CASE REPORT: A 73-year-old man underwent open resection of a gastric stromal tumour located in the posterior antrum
wall. The maximum size of the tumour was 5 cm, and final histological examination diagnosed it as a primary gastrointestinal
autonomic nerve tumour (the so-called GAN tumour); mitotic index was intermediate (10 x 50 HPF).

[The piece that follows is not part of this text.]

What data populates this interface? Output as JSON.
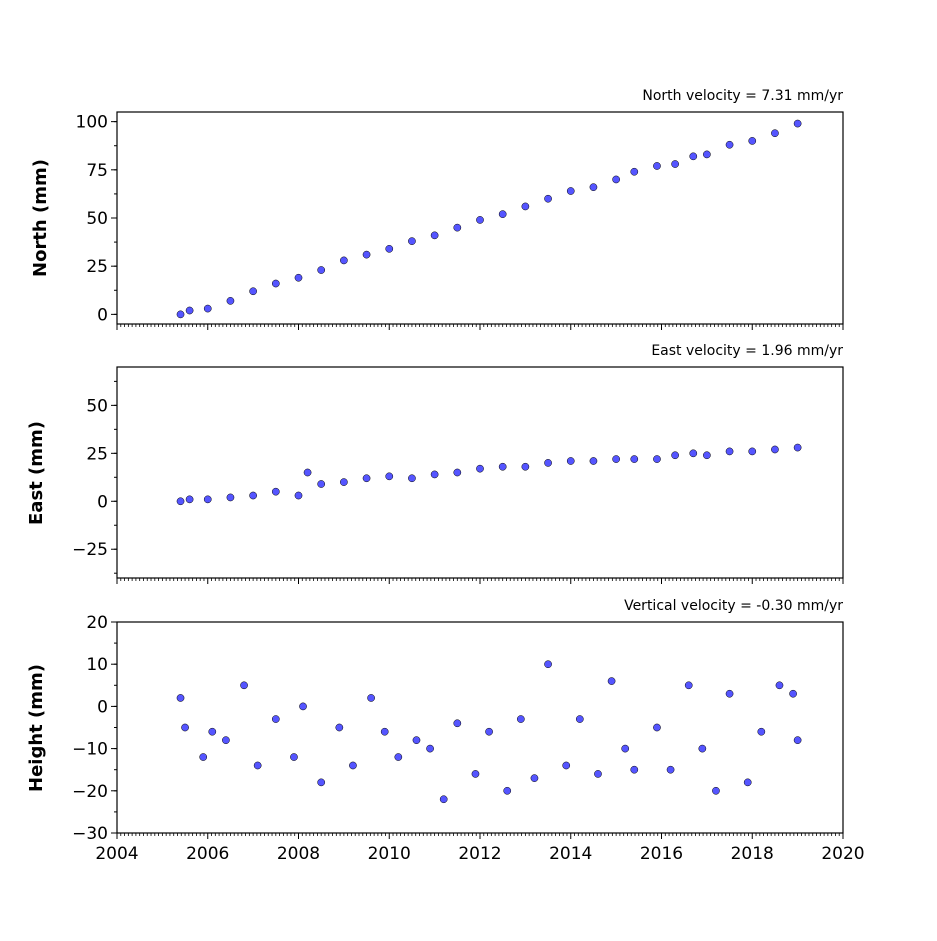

Twelve months later, during endoscopic follow-up, a small ulcerated adenocarcinoma was found at the gastric angulus
and subtotal gastrectomy with D2 lymphadenectomy was performed. Final pathological stadiation was T1smN0. The
patient is alive and disease free 50 months later. Since he has had two tumours, it would appear that this patient has
a tendency to develop neoplasia. However, no risk factor was found being consistent with an aetiological role in both
tumours, if we exclude the presence of chronic atrophic gastritis with intestinal metaplasia in the gastric mucosa around
both tumours.
CONCLUSIONS: In those cases of gastric stromal tumours, of intermediate size and mitotic index, in whom a wedge gastric
resection may be proposed, a radical gastrectomy should be considered as a valid alternative, especially when, as in
the described patient, chronic atrophic gastritis with intestinal metaplasia is associated.